When I arrived, armed with the sheaf of paperwork that they had given me to identify my case, I was met by a worrying round of perplexed looks from the staff. They couldn’t locate the television! Had it been sent to Bangkok? Nobody seemed to know. Had it actually been repaired? Again, nobody seemed to know. Finally, after about twenty-five minutes of scrabbling around, the offending article was located. However, the general consensus was that it hadn’t actually been sent anywhere at all! You can imagine the look on my face. Need I say that, despite my best efforts, I was on the verge of going ‘Basil Fawlty’ on them?

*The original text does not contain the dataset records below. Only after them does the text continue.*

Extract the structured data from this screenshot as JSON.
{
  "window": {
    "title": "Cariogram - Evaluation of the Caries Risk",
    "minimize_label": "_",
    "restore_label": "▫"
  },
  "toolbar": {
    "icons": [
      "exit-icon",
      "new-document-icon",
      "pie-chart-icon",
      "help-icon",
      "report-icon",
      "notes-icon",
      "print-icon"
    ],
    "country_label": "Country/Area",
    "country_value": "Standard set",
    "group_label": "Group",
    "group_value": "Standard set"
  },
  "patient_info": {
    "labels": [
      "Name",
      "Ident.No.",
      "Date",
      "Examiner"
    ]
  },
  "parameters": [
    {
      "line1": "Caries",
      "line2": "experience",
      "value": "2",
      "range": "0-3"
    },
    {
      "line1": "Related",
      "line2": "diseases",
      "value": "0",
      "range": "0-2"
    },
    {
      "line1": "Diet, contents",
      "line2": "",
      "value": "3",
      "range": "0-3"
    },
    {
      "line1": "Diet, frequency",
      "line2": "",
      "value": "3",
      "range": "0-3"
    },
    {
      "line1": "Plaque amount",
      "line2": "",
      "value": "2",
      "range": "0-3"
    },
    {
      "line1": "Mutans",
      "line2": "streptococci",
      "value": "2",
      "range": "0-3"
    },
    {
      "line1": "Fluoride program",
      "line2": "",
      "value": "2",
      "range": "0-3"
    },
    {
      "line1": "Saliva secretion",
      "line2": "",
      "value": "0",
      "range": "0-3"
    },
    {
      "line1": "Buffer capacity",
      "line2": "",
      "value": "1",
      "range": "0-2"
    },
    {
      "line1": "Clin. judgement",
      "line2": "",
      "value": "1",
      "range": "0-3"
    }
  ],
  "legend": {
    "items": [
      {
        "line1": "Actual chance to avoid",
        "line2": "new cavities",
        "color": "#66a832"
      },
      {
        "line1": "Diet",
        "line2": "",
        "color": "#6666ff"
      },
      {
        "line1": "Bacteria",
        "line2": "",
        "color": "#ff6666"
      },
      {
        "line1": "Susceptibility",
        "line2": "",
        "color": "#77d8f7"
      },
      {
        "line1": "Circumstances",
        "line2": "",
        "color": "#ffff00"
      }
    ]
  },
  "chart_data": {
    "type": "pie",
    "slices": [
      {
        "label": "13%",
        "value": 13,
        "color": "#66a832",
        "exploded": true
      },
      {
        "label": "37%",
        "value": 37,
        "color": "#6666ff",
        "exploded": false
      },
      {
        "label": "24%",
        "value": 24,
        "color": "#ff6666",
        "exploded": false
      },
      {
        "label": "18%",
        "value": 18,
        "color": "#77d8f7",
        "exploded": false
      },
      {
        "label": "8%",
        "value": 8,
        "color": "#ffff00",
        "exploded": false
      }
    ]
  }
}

LED Television Box with footprint on it - Rob Gregory Author

Any clearer now?

Then, one of the girls behind the desk had the good sense to call the Bangkok repair centre and lo and behold, yes, the television had been sent there, where it had been fixed under warranty and returned the previous week. Hooray! Panic over. The staff, who had been oblivious to the courier labels plastered across the back of the box, announcing its travels around the country, unpacked the television and cheerfully demonstrated to me that it had indeed been repaired.

It was only when I’d got it back home that I noticed the dusty white footprint on the outer packaging. At some point and I know not where or by whom, someone had used the television as a step. This was despite all of the ‘This Way Up’ and ‘Fragile’ markings on the box. Why anyone in their right mind would use a television set, laid flat on the ground as a step is beyond me, but then ‘This Is Thailand’ as they say, and anything can (and often does) happen. It wasn’t even as if the offender had tried to cover their tracks, excuse the pun.

Close up of LED Television Box with footprint on it - Rob Gregory Author

Ahh, there it is!

Thankfully, the television survived its ordeal and has not let me down since. I can only imagine what would have happened if the screen had been broken when they unpacked it. Six more weeks staring at a tiny laptop screen? I think not!